Tuesday 22 August 2017

Victorians Undone by Kathryn Hughes

Biographies will give you all the facts of their subjects' lives, but what they can't do is explain what it was like to be them - to fight for breath against the constriction of a whalebone corset, or attempt to eat with decorum despite the encroachments of a particularly bushy beard.

Nowhere is this more true than Britain in the nineteenth century. For while we like to think of the Victorians as prudishly detached from their unruly bodies, the fact is that they were just as subject to the tyrannies of their flesh as we are today. Now, in Victorians Undone, the major award winning historian and biographer Kathryn Hughes reveals what it was physically like to be a nineteenth century man or woman through a close examination of five famous, controversial or curious Victorian body parts.

Through her eyes we encounter Lady Flora Hastings's swelling belly, which sparks a scandal that almost brings young Queen Victoria's reign crashing down. We run our fingers through Charles Darwin's beard in an attempt to understand just what made men start sprouting whiskers in the 1850's. The novelist George Eliot, meanwhile, is proud that her right hand is bigger than her left, so why is her family so desperate to suppress this information? We learn how the Pre-Raphaelite painter Dante Gabriel Rossetti takes his art in a revolutionary new direction, thanks to the bee stung lips of his secret mistress, Fanny Cornforth, Finally, we meet Fanny Adams, an eight year old from Hampshire whose tragic physical dissolution has come down to us in the phrase 'Sweet Fanny Adams'.

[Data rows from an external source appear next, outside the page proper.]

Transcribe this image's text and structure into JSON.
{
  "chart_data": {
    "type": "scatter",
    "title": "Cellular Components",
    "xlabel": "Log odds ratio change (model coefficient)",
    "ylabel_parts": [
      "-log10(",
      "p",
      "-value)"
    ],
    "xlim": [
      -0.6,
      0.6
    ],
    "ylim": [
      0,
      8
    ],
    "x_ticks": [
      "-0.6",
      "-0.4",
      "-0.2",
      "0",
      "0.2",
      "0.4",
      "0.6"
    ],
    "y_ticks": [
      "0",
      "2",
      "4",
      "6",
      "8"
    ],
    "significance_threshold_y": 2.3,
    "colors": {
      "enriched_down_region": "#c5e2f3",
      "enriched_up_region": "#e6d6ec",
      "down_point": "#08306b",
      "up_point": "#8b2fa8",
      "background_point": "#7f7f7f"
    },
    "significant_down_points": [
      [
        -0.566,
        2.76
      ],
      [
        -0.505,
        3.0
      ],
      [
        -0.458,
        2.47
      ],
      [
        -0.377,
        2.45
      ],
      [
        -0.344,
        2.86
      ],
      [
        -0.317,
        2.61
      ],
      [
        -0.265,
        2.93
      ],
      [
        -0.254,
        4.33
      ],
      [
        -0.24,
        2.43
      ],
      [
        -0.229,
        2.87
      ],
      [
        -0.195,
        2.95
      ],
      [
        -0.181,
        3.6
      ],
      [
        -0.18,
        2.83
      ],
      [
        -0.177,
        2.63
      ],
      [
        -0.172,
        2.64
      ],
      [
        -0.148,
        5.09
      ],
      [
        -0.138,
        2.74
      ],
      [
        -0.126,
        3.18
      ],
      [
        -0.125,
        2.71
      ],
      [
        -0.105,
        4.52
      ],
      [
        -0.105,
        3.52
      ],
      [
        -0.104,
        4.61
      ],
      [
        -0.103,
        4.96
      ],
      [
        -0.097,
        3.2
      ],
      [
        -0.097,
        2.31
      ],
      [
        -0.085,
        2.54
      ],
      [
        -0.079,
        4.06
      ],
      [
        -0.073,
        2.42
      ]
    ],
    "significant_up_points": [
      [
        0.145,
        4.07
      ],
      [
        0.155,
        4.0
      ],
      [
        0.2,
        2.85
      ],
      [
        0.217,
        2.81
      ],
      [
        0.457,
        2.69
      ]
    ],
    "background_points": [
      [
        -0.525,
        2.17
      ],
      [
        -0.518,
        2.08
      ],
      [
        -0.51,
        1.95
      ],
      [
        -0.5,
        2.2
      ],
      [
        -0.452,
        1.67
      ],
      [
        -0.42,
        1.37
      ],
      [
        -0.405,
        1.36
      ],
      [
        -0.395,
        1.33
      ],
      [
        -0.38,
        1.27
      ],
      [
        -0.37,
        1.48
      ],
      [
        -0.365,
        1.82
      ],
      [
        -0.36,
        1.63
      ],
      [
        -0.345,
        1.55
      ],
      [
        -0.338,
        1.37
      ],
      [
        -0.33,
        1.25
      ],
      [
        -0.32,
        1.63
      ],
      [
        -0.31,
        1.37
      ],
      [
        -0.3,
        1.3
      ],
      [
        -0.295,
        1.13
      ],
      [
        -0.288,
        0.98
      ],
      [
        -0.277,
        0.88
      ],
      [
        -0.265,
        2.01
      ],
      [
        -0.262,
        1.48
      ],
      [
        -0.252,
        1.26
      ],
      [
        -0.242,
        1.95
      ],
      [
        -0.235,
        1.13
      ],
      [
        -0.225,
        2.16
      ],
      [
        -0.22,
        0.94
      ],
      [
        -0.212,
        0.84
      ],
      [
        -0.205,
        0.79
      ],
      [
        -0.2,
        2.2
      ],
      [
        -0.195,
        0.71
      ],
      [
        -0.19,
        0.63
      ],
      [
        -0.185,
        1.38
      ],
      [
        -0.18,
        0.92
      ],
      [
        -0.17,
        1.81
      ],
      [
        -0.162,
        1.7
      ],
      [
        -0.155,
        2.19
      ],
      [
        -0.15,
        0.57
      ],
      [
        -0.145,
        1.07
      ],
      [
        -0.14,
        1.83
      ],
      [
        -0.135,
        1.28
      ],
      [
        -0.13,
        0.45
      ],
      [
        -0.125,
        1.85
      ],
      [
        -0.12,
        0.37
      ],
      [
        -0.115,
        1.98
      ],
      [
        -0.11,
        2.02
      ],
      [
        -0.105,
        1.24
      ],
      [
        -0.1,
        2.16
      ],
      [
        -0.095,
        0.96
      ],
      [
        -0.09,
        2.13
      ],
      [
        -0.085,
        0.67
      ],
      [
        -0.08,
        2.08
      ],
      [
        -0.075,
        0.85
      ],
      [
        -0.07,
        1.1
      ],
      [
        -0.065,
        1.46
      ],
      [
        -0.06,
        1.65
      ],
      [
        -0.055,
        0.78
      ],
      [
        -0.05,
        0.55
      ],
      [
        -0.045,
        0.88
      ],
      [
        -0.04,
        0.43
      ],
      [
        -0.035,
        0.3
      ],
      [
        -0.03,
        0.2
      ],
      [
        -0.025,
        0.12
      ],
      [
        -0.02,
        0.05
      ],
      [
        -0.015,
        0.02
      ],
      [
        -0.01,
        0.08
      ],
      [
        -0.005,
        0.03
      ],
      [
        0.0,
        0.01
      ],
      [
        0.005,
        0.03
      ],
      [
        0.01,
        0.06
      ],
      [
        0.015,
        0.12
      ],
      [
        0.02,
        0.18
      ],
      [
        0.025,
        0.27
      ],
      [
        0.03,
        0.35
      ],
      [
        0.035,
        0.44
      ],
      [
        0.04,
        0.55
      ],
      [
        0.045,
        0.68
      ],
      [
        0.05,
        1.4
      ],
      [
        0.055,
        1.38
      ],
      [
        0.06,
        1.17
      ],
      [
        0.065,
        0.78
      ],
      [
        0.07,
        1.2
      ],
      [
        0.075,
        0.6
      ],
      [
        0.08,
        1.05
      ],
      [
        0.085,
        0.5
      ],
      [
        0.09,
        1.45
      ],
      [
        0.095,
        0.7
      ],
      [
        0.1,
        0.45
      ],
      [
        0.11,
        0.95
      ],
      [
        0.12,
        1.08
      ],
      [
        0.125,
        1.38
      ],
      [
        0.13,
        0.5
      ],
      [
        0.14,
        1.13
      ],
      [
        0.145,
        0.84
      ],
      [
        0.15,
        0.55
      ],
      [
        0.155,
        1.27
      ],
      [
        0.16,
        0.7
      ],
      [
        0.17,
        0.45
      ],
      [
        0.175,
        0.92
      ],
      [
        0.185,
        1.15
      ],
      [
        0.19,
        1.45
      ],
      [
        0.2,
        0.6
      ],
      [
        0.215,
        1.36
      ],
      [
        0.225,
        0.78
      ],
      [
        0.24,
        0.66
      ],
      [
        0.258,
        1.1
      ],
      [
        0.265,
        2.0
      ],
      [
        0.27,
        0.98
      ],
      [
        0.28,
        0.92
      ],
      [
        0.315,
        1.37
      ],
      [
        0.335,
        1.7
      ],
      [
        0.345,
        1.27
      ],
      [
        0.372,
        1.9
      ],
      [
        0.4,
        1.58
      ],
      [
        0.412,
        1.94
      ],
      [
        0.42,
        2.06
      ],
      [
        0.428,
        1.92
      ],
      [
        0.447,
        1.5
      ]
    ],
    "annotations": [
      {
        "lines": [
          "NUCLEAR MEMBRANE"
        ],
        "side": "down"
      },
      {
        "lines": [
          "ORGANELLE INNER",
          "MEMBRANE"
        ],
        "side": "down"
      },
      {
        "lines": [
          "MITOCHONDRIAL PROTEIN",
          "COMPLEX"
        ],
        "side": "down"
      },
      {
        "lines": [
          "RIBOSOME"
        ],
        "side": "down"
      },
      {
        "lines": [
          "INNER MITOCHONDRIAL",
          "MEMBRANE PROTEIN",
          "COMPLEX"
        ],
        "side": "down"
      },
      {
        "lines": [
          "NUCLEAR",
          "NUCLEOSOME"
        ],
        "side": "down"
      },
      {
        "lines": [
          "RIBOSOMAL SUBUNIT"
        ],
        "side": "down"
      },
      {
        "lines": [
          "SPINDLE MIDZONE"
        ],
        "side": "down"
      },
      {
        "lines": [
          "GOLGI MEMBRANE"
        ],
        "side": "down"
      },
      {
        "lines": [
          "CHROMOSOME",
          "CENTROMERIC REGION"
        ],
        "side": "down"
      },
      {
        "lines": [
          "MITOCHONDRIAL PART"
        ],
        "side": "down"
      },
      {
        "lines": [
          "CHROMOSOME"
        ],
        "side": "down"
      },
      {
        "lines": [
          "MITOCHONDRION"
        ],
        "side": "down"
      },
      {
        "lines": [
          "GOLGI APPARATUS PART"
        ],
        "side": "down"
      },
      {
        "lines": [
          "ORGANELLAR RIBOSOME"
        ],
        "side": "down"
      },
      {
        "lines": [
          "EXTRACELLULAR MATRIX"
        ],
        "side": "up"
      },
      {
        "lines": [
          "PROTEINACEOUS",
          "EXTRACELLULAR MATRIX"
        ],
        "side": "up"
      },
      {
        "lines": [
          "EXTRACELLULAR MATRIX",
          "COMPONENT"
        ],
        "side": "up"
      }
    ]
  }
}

Based on a treasure trove of new archive material, groundbreaking in its methods and frequently very funny, Victorians Undone is a wholly original approach to life writing. You will never think of biography - or Victorians - in quite the same way again.

I do not read much in the way of non-fiction but I was tempted by this book when I saw that it dealt with often overlooked aspects of Victorian attitudes.

Clearly well researched through a variety of sources Ms Hughes presents anatomical references relating to well known people of the Victorian era in a way that is both intelligent and entertaining. I particularly enjoyed the section on Fanny Adams and how her name came to be part of everyday language both then and now.

Although Kathryn Hughes is an academic this book does not read as an academic text. It is a very easy and engaging read which I recommend to anyone interested in history.

ISBN:  978 0 00 754836 1

Publisher: 4th Estate

About the Author:

Kathryn Hughes is the author of award winning biographies of Mrs. Beeton and George Eliot, both of which were filmed for the BBC. For the past fifteen years she has been a literary critic and columnist for the Guardian. Educated at Oxford University and with a PhD in Victorian Studies, she is currently Professor of Life Writing at the University of East Anglia and Fellow of both the Royal Society of Literature and the Royal Historical Society.

Thursday 3 August 2017

Pachinko by Min Jin Lee

Set in Yeongdo, Korea in 1911 in a small fishing village on the banks of the East Sea, a club-footed, cleft-lipped man  marries a fifteen year old girl.

The couple have one child, their beloved daughter Sunja. When Sunja falls pregnant by a married yakuza the family faces ruin until Isak, a young Christian minister, offers her a chance of salvation: a new life in Japan as his wife.

Following a man she barely knows to a hostile country where she has no friends and no home, Sunja's salvation is just the beginning of her story.

Spanning eight decades and four generations, Pachinko is an epic tale of family, identity, love, death and survival.

Things have been fairly quiet on the blog recently. I have done lots of reading, the weather has been wonderful and somehow, I have been lacking in opportunity to write reviews. However, this book has stirred me from my summer slumber and I want to share my thoughts on it with you all.

I have read few novels set in either Korea or Japan (the exception to the latter being Haruki Murakami whose work I adore) and I have honestly never considered how difficult life was for those who made Japan their home. Racial prejudice is the overriding theme of this book and as such, makes this a very relevant read as the experience of the characters could be transposed to anywhere in the world where racism exists today.

The characters are wonderfully evoked in this novel and the author has a very acute sense of detail in her descriptions of them. Their history and cultural background were vital to my understanding of them as individuals and I was completely engrossed by the four generations of this family.

My one minor criticism is that the ending felt rather hurried and I wanted to know more about some of the characters. For a book that was so character focused I felt that the previous level of detail fell away. However, this did not distract from my enjoyment of this superb novel.

Despite serious themes this book was an easy read with beautiful prose and I am glad to have read a book which taught me something new. Anyone who enjoys historical fictions will love this book and I highly recommend it.



About the Author:

Min Jin Lee is a Korean-American author and journalist. Her debut novel, Free Food for Millionaires, was one of the 'Top 10 Novels of the Year' for The Times, NPR's Fresh Air and USA Today. She has written for the New York Times, Conde Nast, The Times, Vogue and the Wall Street Journal amongst others, She wrote Pachinko whilst living in Tokyo, and now lives in New York with her family.